Walaupun masing-masing mempunyai kosentrasi pada bentuk yang berbeda, tetapi kesemuanya mempunyai tujuan ikut mencerdasarkan kehidupan bangsa Indonesia secara umum. Sedang tentang metode, mereka kedua lembaga sosial keagamaan tersebut pada perkembangannya saling mengisi. Metode yang dulu sangat dominan pada satu sisi (NU), menjadi bagian dari sisi lain (Muhammadiyah).  Dan sebaliknya. Hal ini dilakukan karena mereka mempunyai keinginan untuk dapat mengajarkan ajaran Islam dengan metode seefektif mungkin.[7]
b.                  Kebijakan pemerintah untuk Madrasah dalam UU Sisdiknas No. 20/2003.
Disahkannya UU No. 20 tahun 2003 tentang sistem pendidikan nasional merupakan sebuah prestasi yang luar biasa. Dalam undang-undang dinyatakan bahwa madrasah adalah sekolah umum yang bercirikan agama Islam, sehingga dengan demikian, madrasah ekuivalen dengan sekolah umum termasuk dalam perlauan anggaran.
Pengakuan kesederajatan madrasah denga lembaga-lembaga pendidikan lainnya yang berada di bawah naungan Departemen Pendidikan Nasional (sekarang Departemen Pendidikan Nasional) sebenarnya telah tertuang dalam UU No. 2 tahun 1989 tentang sistem pendidikan nasional. Dalam UU tersebut dijelaskan posisi madrasah dalam UU sistem pendidikan Nasional di Indonesia, yaitu bahwa madrasah menjadi bagian integral dari sistem pendidikan nasional, sehingga status madrasah yang selama ini dianggap “kelas dua” tidak lagi ditemukan justifikasinya secara legal formal.
Pada hakekatnya, penerapan UU No. 20 tahun 2003 adalah penguat dan kelanjutan dari UU No. 2 tahun 1989 sebagai wujud komitmen masyarakat dan pemerintah untuk mengintegrasikan madrasah ke dalam sistem pendidikan nasional.
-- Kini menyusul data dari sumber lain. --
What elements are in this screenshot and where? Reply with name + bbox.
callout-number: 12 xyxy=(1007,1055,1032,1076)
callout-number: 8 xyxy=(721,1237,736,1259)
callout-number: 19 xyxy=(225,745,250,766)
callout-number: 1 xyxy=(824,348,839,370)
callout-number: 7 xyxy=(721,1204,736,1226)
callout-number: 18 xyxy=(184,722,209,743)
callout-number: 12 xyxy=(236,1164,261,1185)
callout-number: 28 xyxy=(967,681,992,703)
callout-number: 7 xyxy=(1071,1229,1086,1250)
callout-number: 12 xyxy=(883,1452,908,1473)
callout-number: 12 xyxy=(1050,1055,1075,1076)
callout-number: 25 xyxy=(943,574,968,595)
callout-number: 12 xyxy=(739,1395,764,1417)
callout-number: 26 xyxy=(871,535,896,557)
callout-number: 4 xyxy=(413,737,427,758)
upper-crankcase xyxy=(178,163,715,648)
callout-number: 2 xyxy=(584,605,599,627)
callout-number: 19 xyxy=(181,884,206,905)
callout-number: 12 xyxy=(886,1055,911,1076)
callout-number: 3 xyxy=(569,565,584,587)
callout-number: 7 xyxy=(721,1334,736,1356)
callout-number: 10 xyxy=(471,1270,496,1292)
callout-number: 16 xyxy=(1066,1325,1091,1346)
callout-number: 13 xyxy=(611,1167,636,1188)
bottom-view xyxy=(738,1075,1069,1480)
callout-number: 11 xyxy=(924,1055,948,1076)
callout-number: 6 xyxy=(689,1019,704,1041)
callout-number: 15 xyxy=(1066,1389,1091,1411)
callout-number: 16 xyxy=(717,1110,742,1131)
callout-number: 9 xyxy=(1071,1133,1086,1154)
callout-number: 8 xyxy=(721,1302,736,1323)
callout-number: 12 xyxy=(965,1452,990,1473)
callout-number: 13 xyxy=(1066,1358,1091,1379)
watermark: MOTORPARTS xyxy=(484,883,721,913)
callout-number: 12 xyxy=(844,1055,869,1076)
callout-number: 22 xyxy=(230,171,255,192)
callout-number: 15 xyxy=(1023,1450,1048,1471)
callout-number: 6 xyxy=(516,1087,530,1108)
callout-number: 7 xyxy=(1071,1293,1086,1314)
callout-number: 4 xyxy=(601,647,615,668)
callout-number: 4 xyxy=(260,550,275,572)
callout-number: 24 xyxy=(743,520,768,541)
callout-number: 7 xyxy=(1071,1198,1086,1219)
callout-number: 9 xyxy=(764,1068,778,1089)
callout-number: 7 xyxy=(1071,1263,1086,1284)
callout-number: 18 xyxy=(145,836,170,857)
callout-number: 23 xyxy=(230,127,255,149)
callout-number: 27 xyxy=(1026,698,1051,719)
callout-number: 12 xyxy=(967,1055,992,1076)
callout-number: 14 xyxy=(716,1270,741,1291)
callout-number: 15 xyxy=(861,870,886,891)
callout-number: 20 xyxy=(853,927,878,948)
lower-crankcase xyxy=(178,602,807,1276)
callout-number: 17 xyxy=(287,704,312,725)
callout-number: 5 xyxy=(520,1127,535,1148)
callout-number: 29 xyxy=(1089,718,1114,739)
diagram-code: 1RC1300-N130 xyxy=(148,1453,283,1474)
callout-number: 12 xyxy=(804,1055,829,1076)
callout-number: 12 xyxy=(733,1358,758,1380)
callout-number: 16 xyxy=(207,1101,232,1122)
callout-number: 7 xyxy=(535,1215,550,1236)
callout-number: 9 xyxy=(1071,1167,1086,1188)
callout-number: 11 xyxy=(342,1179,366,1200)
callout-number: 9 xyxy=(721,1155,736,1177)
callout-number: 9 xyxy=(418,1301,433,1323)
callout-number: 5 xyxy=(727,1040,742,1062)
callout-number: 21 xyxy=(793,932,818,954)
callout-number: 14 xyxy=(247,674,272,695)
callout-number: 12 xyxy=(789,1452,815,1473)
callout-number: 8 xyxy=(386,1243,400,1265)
Dualisme sistem pendidikan yang sementara ini ada di tanah air dengan sendirinya telah teruntuhkan dengan lahirnya Undang-Undang tersebut.
Sementara itu dalam UU sistem pendidikan nasional No. 20 tahun 2003, wujud dari kepedulian pemerintah terhadap lembaga pendidikan madrasah dapat dilihat dalam peraturan yang mengatur kedudukan, fungsi, jalur, jenjang, jenis dan bentuk kelembagaan madrasah.[8]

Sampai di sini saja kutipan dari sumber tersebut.